Sebelum meninggalkan ruangan, Om Riko memeluknya dengan kencang. Rivali membalasnya. Seakan akan Papa yang sedang dipeluknya.

*****

"Assalamualikum.... "

"Waalaikumsalammmmm... " terdengar sahutan dari ruang tengah.

"Wah Om Ali bawa apa ya? Ujar perempuan berusia 45 tahun kepada dua anak kembar yang sedang bermain di karpet berwarna merah.

"Lo Bawa apa Li? Kayak emak-emak aja." Celoteh perempuan yang sedang membawa dua botol susu.

"Iya nih... ada titipan dari Om Riko. Tadinya Om mau datang sendiri tapi mendadak ada kunjungan keluar kota lagi. Ni Lo, periksa aja apa isinya Ka. Gue mau ciumin pipi gembil ini dulu." Paperbag di tangan di letakan di meja bundar.

"Li... jangan cium-cium. Kamu baru pulang. Mandi dulu baru boleh main sama Rein dan Rain." Cegah perempuan yang sedang duduk di karpet.

"Baik lah Mama.... Ali mandi dulu. Tunggu sebentar ya kalian."

Segera Rivali berjalan menuju tangga dan menaiki hingga menuju kamarnya di lantai 2.

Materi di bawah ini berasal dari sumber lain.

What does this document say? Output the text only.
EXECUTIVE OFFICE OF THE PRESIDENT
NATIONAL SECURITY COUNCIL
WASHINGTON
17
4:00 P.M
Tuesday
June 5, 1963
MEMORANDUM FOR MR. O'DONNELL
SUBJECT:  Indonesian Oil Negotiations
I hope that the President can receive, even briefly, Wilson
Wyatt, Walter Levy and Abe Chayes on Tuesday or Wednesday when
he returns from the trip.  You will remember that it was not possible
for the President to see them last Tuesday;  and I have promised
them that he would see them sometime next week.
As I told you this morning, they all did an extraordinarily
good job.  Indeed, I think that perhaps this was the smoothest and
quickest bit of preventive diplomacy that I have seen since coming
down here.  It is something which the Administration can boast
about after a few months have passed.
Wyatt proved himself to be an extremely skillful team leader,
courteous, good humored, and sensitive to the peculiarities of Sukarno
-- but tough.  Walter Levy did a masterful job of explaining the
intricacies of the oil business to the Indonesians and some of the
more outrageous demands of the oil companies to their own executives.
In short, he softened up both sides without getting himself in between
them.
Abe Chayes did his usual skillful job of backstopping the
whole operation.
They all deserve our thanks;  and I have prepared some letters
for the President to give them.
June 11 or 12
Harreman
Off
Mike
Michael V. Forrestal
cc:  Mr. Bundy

Tidak sampai 30 menit, Rivali kembali menuju ruang keluarga. Terlihat Kakaknya yang sedang membuka satu persatu isi kotak yang Rivali bawa. Sedangkan Mama terlihat menciumi si kembar yang berusia satu tahun.

"Sini sama Om Ali."

Rivali mengangkat Rain dan menciumi perutnya. Sontak saja bayi menggemaskan itu tertawa. Kumis dan jambang yang mulai menghiasi wajah dirinya membuat Rain kegeliaan.

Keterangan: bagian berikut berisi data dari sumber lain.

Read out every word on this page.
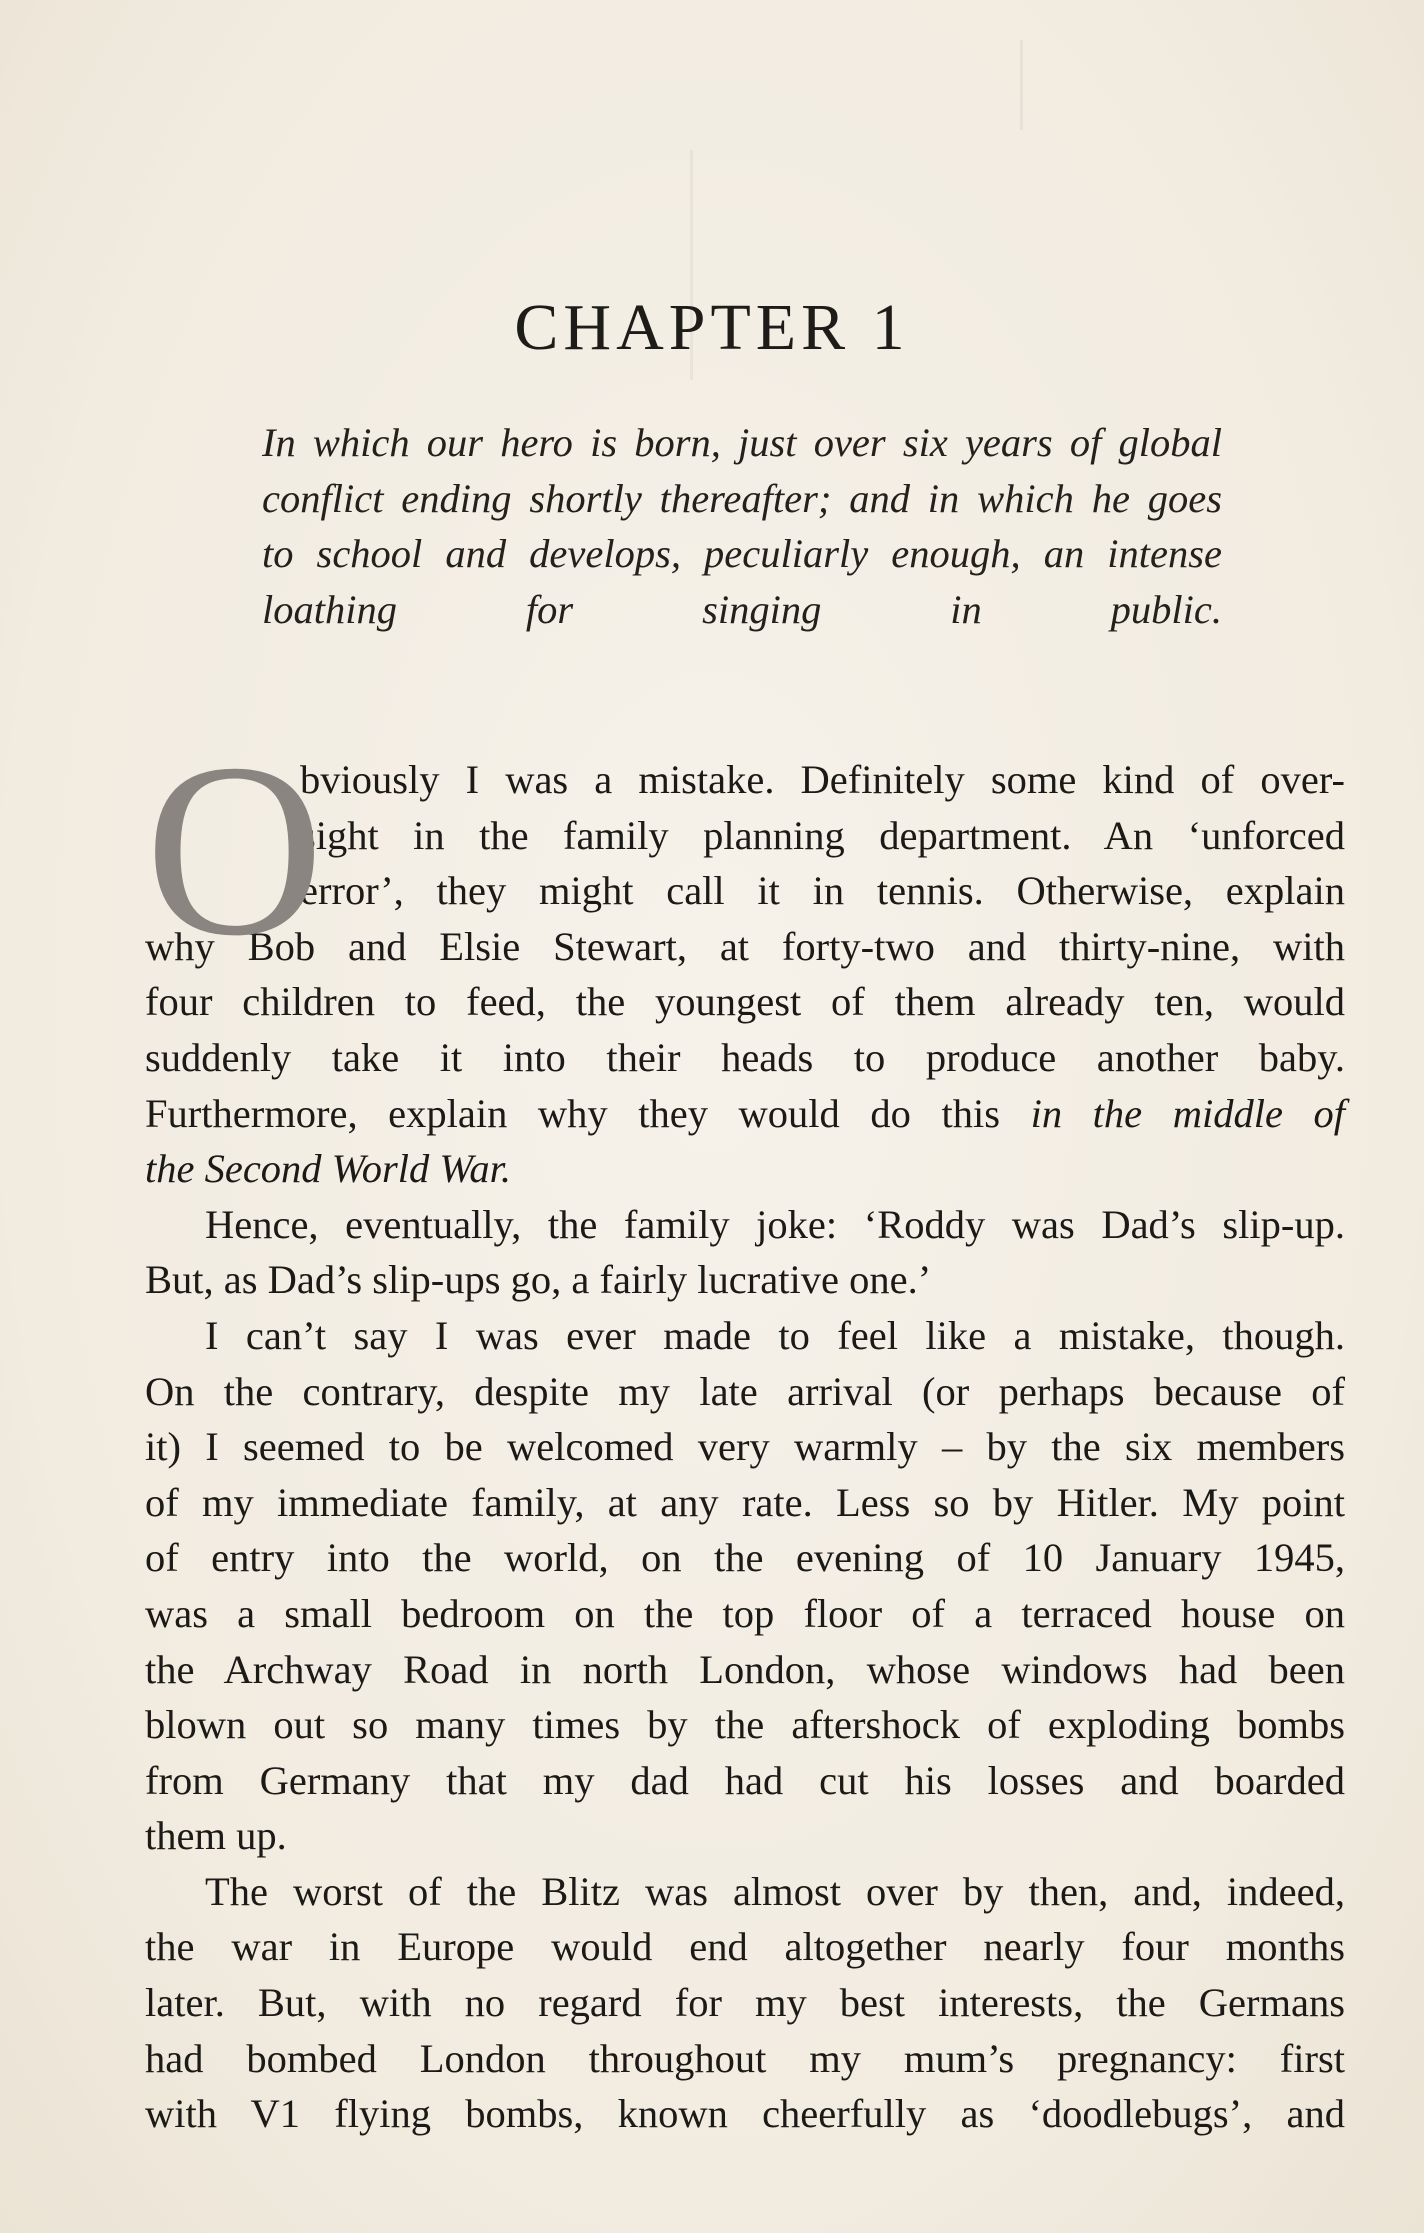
CHAPTER 1
In which our hero is born, just over six years of global
conflict ending shortly thereafter; and in which he goes
to school and develops, peculiarly enough, an intense
loathing for singing in public.
O
bviously I was a mistake. Definitely some kind of over-
sight in the family planning department. An ‘unforced
error’, they might call it in tennis. Otherwise, explain
why Bob and Elsie Stewart, at forty-two and thirty-nine, with
four children to feed, the youngest of them already ten, would
suddenly take it into their heads to produce another baby.
Furthermore, explain why they would do this in the middle of
the Second World War.
Hence, eventually, the family joke: ‘Roddy was Dad’s slip-up.
But, as Dad’s slip-ups go, a fairly lucrative one.’
I can’t say I was ever made to feel like a mistake, though.
On the contrary, despite my late arrival (or perhaps because of
it) I seemed to be welcomed very warmly – by the six members
of my immediate family, at any rate. Less so by Hitler. My point
of entry into the world, on the evening of 10 January 1945,
was a small bedroom on the top floor of a terraced house on
the Archway Road in north London, whose windows had been
blown out so many times by the aftershock of exploding bombs
from Germany that my dad had cut his losses and boarded
them up.
The worst of the Blitz was almost over by then, and, indeed,
the war in Europe would end altogether nearly four months
later. But, with no regard for my best interests, the Germans
had bombed London throughout my mum’s pregnancy: first
with V1 flying bombs, known cheerfully as ‘doodlebugs’, and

Momen inilah yang dicarinya saat berkumpul dengan keluarga. Memang Rivali tidak selalu mengunjungi rumah, terlebih jika jadwal kuliah mendekati malam. Ia akan menghemat tenaganya dengan memilih istirahat di apartemennya yang memang dekat dengan kampus dan cafenya.

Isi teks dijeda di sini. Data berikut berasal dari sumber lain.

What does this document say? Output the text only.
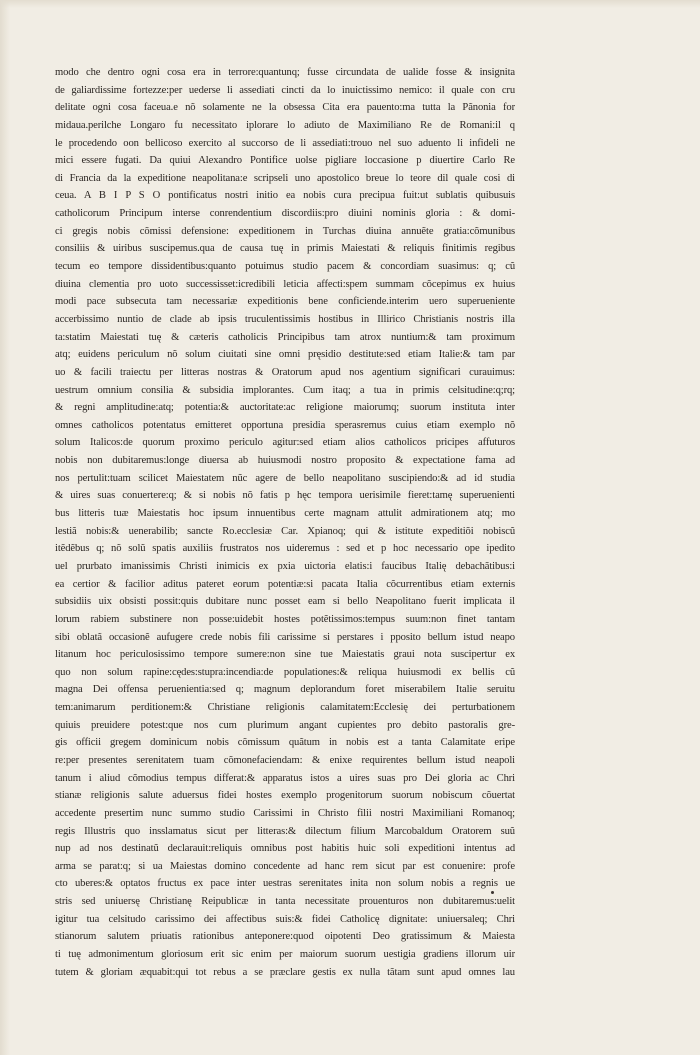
modo che dentro ogni cosa era in terrore:quantunq; fusse circundata de ualide fosse & insignita
de galiardissime fortezze:per uederse li assediati cincti da lo inuictissimo nemico: il quale con cru
delitate ogni cosa faceua.e nõ solamente ne la obsessa Cita era pauento:ma tutta la Pãnonia for
midaua.perilche Longaro fu necessitato iplorare lo adiuto de Maximiliano Re de Romani:il q
le procedendo oon bellicoso exercito al succorso de li assediati:trouo nel suo aduento li infideli ne
mici essere fugati. Da quiui Alexandro Pontifice uolse pigliare loccasione p diuertire Carlo Re
di Francia da la expeditione neapolitana:e scripseli uno apostolico breue lo teore dil quale cosi di
ceua. A B I P S O pontificatus nostri initio ea nobis cura precipua fuit:ut sublatis quibusuis
catholicorum Principum interse conrendentium discordiis:pro diuini nominis gloria : & domi-
ci gregis nobis cõmissi defensione: expeditionem in Turchas diuina annuẽte gratia:cõmunibus
consiliis & uiribus suscipemus.qua de causa tuę in primis Maiestati & reliquis finitimis regibus
tecum eo tempore dissidentibus:quanto potuimus studio pacem & concordiam suasimus: q; cũ
diuina clementia pro uoto successisset:icredibili leticia affecti:spem summam cõcepimus ex huius
modi pace subsecuta tam necessariæ expeditionis bene conficiende.interim uero superueniente
accerbissimo nuntio de clade ab ipsis truculentissimis hostibus in Illirico Christianis nostris illa
ta:statim Maiestati tuę & cæteris catholicis Principibus tam atrox nuntium:& tam proximum
atq; euidens periculum nõ solum ciuitati sine omni pręsidio destitute:sed etiam Italie:& tam par
uo & facili traiectu per litteras nostras & Oratorum apud nos agentium significari curauimus:
uestrum omnium consilia & subsidia implorantes. Cum itaq; a tua in primis celsitudine:q;rq;
& regni amplitudine:atq; potentia:& auctoritate:ac religione maiorumq; suorum instituta inter
omnes catholicos potentatus emitteret opportuna presidia sperasremus cuius etiam exemplo nõ
solum Italicos:de quorum proximo periculo agitur:sed etiam alios catholicos pricipes affuturos
nobis non dubitaremus:longe diuersa ab huiusmodi nostro proposito & expectatione fama ad
nos pertulit:tuam scilicet Maiestatem nũc agere de bello neapolitano suscipiendo:& ad id studia
& uires suas conuertere:q; & si nobis nõ fatis p hęc tempora uerisimile fieret:tamę superuenienti
bus litteris tuæ Maiestatis hoc ipsum innuentibus certe magnam attulit admirationem atq; mo
lestiã nobis:& uenerabilib; sancte Ro.ecclesiæ Car. Xpianoq; qui & istitute expeditiõi nobiscũ
itẽdẽbus q; nõ solũ spatis auxiliis frustratos nos uideremus : sed et p hoc necessario ope ipedito
uel prurbato imanissimis Christi inimicis ex pxia uictoria elatis:i faucibus Italię debachãtibus:i
ea certior & facilior aditus pateret eorum potentiæ:si pacata Italia cõcurrentibus etiam externis
subsidiis uix obsisti possit:quis dubitare nunc posset eam si bello Neapolitano fuerit implicata il
lorum rabiem substinere non posse:uidebit hostes potẽtissimos:tempus suum:non finet tantam
sibi oblatã occasionẽ aufugere crede nobis fili carissime si perstares i pposito bellum istud neapo
litanum hoc periculosissimo tempore sumere:non sine tue Maiestatis graui nota suscipertur ex
quo non solum rapine:cędes:stupra:incendia:de populationes:& reliqua huiusmodi ex bellis cũ
magna Dei offensa peruenientia:sed q; magnum deplorandum foret miserabilem Italie seruitu
tem:animarum perditionem:& Christiane religionis calamitatem:Ecclesię dei perturbationem
quiuis preuidere potest:que nos cum plurimum angant cupientes pro debito pastoralis gre-
gis officii gregem dominicum nobis cõmissum quãtum in nobis est a tanta Calamitate eripe
re:per presentes serenitatem tuam cõmonefaciendam: & enixe requirentes bellum istud neapoli
tanum i aliud cõmodius tempus differat:& apparatus istos a uires suas pro Dei gloria ac Chri
stianæ religionis salute aduersus fidei hostes exemplo progenitorum suorum nobiscum cõuertat
accedente presertim nunc summo studio Carissimi in Christo filii nostri Maximiliani Romanoq;
regis Illustris quo insslamatus sicut per litteras:& dilectum filium Marcobaldum Oratorem suũ
nup ad nos destinatũ declarauit:reliquis omnibus post habitis huic soli expeditioni intentus ad
arma se parat:q; si ua Maiestas domino concedente ad hanc rem sicut par est conuenire: profe
cto uberes:& optatos fructus ex pace inter uestras serenitates inita non solum nobis a regnis ue
stris sed uniuersę Christianę Reipublicæ in tanta necessitate prouenturos non dubitaremus:uelit
igitur tua celsitudo carissimo dei affectibus suis:& fidei Catholicę dignitate: uniuersaleq; Chri
stianorum salutem priuatis rationibus anteponere:quod oipotenti Deo gratissimum & Maiesta
ti tuę admonimentum gloriosum erit sic enim per maiorum suorum uestigia gradiens illorum uir
tutem & gloriam æquabit:qui tot rebus a se præclare gestis ex nulla tãtam sunt apud omnes lau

"Li... udah, bayi gue ntar malam susah tidur, karena Lo ciumin." Ucap Rifana.

"Lah... emang ada hubungannya?" ujar Rivali seraya mengangkat turun naik Rain.

"Biasanya begitu, Dodol. Alamat gue begadang."

"Loh. Bukannya Bang Rey yang biasanya jagain mereka. Lo, malah asik tidur." Ucap Rivali tak mau kalah.

Bug

"Awwww... Gila Lo Kak, untung ga kenal si gembil."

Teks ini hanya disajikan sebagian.